Monate sind vergangen, mittlerweile bin ich voll in die Materie des Rettungsdiensts eingestiegen und kenne jeden Ablauf auf der Rettungswache. Montags werden die Messgeräte zur Blutzuckermessung genormt, dienstags kommt die wöchentliche Materialbestellung an, donnerstags steht eine obligatorische Wochenaufgabe an und freitags ist Waschtag für die Fahrzeuge. Die Abläufe werden eben auch zur Routine, wie es die Notfalleinsätze werden. Inzwischen ist es April und die Zeit meines Bundesfreiwilligendienst ist schon über die Hälfte vorbei. Parallel zum Schichtdienst bereite ich mich auf die Medizinertests in Deutschland (TMS) und Österreich (MedAT) vor. Mit den vielen unregelmäßigen Schichten ist eine routinierte Vorbereitung gar nicht so einfach, aber ich weiche nicht von meinem Lernplan ab und übe häufig auch abends noch auf der Wache. So auch im April, zu Beginn einer Nachtschicht.
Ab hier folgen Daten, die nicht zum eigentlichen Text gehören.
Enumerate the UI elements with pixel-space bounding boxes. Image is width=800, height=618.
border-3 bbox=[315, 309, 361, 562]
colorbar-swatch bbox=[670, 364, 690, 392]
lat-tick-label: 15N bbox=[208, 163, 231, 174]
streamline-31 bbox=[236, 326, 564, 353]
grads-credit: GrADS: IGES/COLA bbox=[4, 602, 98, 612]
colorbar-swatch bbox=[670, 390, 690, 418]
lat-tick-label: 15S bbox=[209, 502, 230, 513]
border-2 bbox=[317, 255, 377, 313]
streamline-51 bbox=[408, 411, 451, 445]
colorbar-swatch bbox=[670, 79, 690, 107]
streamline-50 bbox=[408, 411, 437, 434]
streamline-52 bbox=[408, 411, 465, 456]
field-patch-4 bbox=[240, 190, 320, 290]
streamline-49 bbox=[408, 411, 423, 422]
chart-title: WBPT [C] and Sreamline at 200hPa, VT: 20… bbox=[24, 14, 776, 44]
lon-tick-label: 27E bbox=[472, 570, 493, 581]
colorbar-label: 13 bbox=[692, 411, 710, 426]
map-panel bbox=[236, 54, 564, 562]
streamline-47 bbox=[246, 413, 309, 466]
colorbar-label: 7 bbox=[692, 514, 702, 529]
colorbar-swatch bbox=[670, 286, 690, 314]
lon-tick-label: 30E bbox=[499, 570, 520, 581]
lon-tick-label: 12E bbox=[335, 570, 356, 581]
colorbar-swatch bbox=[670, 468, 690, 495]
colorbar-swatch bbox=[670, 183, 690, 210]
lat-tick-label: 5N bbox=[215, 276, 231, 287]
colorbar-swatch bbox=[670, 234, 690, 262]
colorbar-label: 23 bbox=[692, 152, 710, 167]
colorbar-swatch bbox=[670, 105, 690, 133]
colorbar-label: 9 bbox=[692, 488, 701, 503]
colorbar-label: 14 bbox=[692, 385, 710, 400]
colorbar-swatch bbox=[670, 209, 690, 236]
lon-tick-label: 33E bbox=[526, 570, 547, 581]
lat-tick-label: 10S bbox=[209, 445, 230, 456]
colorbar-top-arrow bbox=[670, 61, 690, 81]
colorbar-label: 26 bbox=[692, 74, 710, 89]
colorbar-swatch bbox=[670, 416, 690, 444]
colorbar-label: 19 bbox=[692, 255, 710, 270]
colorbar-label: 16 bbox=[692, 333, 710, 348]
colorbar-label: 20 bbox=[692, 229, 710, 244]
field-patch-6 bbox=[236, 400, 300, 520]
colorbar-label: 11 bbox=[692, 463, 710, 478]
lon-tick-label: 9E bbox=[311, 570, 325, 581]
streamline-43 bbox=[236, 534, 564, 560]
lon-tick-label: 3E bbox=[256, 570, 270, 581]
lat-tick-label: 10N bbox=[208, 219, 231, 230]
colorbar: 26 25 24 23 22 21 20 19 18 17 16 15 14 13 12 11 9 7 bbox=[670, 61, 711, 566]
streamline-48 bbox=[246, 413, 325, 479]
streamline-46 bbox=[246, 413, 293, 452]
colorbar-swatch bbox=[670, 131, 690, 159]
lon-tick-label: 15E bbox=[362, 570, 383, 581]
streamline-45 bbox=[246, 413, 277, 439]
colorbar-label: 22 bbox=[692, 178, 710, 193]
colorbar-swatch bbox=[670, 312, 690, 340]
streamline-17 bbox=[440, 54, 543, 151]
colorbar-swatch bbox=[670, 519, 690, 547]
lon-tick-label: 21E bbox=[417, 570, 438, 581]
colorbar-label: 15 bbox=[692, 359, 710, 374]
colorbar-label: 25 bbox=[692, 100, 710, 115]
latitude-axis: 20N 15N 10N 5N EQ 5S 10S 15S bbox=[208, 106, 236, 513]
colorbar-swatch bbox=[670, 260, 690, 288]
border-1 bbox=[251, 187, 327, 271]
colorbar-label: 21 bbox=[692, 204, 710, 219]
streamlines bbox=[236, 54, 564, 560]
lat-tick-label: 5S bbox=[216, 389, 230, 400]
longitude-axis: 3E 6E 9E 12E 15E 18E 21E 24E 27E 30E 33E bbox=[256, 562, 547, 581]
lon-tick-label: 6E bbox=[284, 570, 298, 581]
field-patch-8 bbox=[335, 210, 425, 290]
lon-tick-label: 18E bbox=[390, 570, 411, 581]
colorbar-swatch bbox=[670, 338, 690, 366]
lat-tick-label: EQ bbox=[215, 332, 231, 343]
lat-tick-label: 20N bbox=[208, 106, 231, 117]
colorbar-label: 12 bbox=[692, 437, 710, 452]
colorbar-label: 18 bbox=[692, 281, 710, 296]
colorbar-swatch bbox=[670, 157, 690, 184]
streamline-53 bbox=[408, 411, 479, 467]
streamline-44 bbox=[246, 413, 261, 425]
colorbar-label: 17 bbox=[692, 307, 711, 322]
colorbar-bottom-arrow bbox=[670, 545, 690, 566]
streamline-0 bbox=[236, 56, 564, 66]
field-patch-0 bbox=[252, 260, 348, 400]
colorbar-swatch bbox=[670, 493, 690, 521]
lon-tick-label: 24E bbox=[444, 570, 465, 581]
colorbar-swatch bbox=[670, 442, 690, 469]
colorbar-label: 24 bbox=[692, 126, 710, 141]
Mitten während einer Konzentrationsübung für den TMS klingelt erneut der Melder und gemeinsam mit einer jungen Kollegin fahren wir zum Meldebild „Bewusstlose Person, Einfamilienhaus“.
Neugierige Beobachter
Kurze Zeit und einige Telefonminuten später schaffen wir es, den Patienten in einen sogenannten Spontankreislauf zurückzuversetzen. Ein erstes, positives Zeichen! Gemeinsam entscheiden wir uns, das nächstgelegene Klinikum anzufahren, woraufhin ich mich zum Rettungswagen begebe, um dort alles für den anschließenden Transport vorzubereiten. Am unteren Ende der Treppe angekommen, treffe ich auf einen älteren Herren, der auf dem Gehweg auffällig nahe neben unserem Rettungswagen steht. Sofort spricht er mich an „Was ist dort oben los? Ist es was Schlimmeres?“, ich ignoriere ihn und erledige meine Vorbereitungen. „Dafür habe ich nun wirklich keine Zeit“ denke ich. Mit einem Tragetuch, das zum erleichterten Transport von Patientinnen und Patienten z.B. bei Treppenhäusern oder in unwegsamen Geländen verwendet wird, eile ich zurück ins Haus. Wir bereiten alles für den Transport vor und erfreulicherweise befindet sich unser Patient in einem verhältnismäßig gutem Zustand. Kurz bevor wir mit dem Transport zum Rettungswagen aufbrechen wollen, erblicke ich den Herrn von der Straße im Wohnzimmer des Hauses – die Ehefrau muss ihm wohl die Haustüre geöffnet haben. „Das kann nicht wahr sein“, ärgere ich mich. Es stellt sich heraus, dass es sich bei dem älteren Herren um einen „Freund der Familie“ handelt, der mittlerweile auf dem Sofa des Wohnzimmers Platz genommen hat. Eine Dreistigkeit, die man fast nicht mehr überbieten kann, doch es kommt noch schlimmer. Der Fremde beginnt Fragen zum Verlauf und zum Zustand des Patienten zu stellen. Es stellt sich heraus, dass der Unbekannte durch die Rettungsfahrzeuge auf der Straße neugierig geworden ist und mir danach Richtung Haus gefolgt sein muss. Der Notarzt bittet den Herren, das Wohnzimmer zu verlassen, doch dieser bleibt standhaft und verharrt an Ort und Stelle.
Keine Seltenheit
Obwohl der Transport vom Haus zum Rettungswagen und die anschließende Fahrt ins Klinikum komplikationslos verlaufen, ist das gesamte Team verärgert über den Auftritt des „Familienfreundes“. Zwar wurde unsere Arbeit durch die Anwesenheit des unerwünschten Gastes nicht direkt behindert, jedoch stört ein solches Verhalten ungemein. Leider sind solche Vorfälle keine Seltenheit, die in extremer Form auch das Outcome eines Einsatzes beeinflussen oder sogar behindern können. Oft fehlen dem Rettungspersonal schlichtweg die Nerven und die Zeit, sich neben der Versorgung eines lebensbedrohlichen Notfalls noch um solche Nebensächlichkeiten zu kümmern. Vor allem im Hinblick auf die organisatorischen Aufgaben, zum Beispiel die Klärung der Vollmacht oder die Logistik für den Patiententransport, bleibt für Gaffer oder besonders Neugierige keine Kapazität mehr übrig. Mein Appell lautet deshalb abschließend: Lasst Rettungspersonal ungehindert arbeiten und respektiert die Privatsphäre eurer Mitmenschen, insbesondere in solchen, lebensbedrohlichen Situationen!